Aims: To investigate through in vitro and in vivo studies, whether co-targetting EGFR and SphK1/S1P in TNBCs may have greater efficacy than blocking either pathway alone.

Methods: TNBC cells were treated with gefitinib (EGFR inhibitor) and/or SKI-II (SphK1 inhibitor) prior to measuring cell proliferation by real-time imaging using IncuCyte. For in vivo studies, gefitinib and/or SKi-II were administered i.p. 3 times weekly into nude mice bearing MDA-MB-468 tumours. To elucidate the mechanism of growth inhibition, phosphorylation of signalling intermediates and cell cycle proteins, as well as cleavage of PARP as a marker of apoptosis, were measured in treated cells and excised tumours by western blot.

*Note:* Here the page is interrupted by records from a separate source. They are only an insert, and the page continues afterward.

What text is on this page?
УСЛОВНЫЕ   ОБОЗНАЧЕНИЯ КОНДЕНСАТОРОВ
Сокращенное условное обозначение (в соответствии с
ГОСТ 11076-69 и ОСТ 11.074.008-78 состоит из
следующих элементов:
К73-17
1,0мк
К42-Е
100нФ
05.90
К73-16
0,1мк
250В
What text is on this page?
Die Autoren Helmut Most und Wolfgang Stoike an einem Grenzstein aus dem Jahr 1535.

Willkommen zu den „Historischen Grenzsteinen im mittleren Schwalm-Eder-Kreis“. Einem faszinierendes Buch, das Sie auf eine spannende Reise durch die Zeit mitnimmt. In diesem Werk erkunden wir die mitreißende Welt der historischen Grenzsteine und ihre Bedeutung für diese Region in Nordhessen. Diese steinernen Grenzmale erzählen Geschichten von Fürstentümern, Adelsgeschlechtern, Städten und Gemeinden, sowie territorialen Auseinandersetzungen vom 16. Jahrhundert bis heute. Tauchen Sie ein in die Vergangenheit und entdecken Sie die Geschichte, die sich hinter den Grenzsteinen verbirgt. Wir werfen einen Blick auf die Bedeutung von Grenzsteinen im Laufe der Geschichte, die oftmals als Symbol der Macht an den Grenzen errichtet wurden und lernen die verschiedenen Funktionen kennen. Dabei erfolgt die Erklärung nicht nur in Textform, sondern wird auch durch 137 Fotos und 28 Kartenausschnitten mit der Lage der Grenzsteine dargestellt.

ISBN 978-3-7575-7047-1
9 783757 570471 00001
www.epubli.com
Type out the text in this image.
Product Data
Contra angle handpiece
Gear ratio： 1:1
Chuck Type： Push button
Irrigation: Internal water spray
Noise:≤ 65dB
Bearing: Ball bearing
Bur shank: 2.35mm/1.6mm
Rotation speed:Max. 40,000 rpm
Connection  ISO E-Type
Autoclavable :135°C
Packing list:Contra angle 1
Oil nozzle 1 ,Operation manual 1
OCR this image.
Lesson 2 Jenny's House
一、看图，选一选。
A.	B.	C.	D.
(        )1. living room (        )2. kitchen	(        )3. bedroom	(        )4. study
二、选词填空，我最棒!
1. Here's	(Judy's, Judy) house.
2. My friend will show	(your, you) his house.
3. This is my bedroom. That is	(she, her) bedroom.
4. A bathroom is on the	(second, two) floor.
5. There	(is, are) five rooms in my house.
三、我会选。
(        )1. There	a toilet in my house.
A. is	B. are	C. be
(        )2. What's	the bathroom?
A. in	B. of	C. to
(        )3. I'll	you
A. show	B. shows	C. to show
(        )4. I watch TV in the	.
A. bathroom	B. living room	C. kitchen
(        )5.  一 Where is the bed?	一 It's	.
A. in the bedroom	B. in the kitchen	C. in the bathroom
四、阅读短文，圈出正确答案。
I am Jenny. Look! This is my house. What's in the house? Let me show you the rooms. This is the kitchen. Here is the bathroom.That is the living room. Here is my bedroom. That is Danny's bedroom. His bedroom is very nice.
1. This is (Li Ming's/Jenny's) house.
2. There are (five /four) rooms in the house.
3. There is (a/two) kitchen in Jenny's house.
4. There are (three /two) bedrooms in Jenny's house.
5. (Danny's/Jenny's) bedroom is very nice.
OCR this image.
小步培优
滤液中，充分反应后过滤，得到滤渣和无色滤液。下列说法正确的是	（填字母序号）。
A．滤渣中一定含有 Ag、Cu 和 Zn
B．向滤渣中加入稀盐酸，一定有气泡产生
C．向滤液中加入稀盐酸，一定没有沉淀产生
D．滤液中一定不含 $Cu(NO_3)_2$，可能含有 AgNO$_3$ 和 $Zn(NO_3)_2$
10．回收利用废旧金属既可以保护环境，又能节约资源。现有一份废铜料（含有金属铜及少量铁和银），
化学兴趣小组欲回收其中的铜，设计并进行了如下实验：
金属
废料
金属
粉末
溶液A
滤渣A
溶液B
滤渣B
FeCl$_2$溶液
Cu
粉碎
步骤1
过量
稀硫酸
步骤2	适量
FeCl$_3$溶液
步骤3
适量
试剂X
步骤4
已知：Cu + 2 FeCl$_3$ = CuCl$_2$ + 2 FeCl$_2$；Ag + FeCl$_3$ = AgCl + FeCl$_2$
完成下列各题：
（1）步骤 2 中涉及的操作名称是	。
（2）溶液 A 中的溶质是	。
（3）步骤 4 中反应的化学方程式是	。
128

Results: Cell proliferation studies revealed a synergistic inhibitory effect of gefitinib and SKi-II in all cell lines. In vivo, the two inhibitors alone had no significant effect on tumour weight or volume compared with vehicle control, but the combination of SKi-II and gefitinib significantly reduced both parameters. Preliminary data suggest that the combined effect of gefitinib and SKi-II involves modulation of specific pathways in different TNBC cell lines.

Conclusion: Agents targetting EGFR and SphK/S1P show a synergistic inhibitory effect on TNBC cell proliferation and tumour growth in vivo, suggesting that this treatment combination may have therapeutic potential.

Supported by the NSW Cancer Council and a private donation.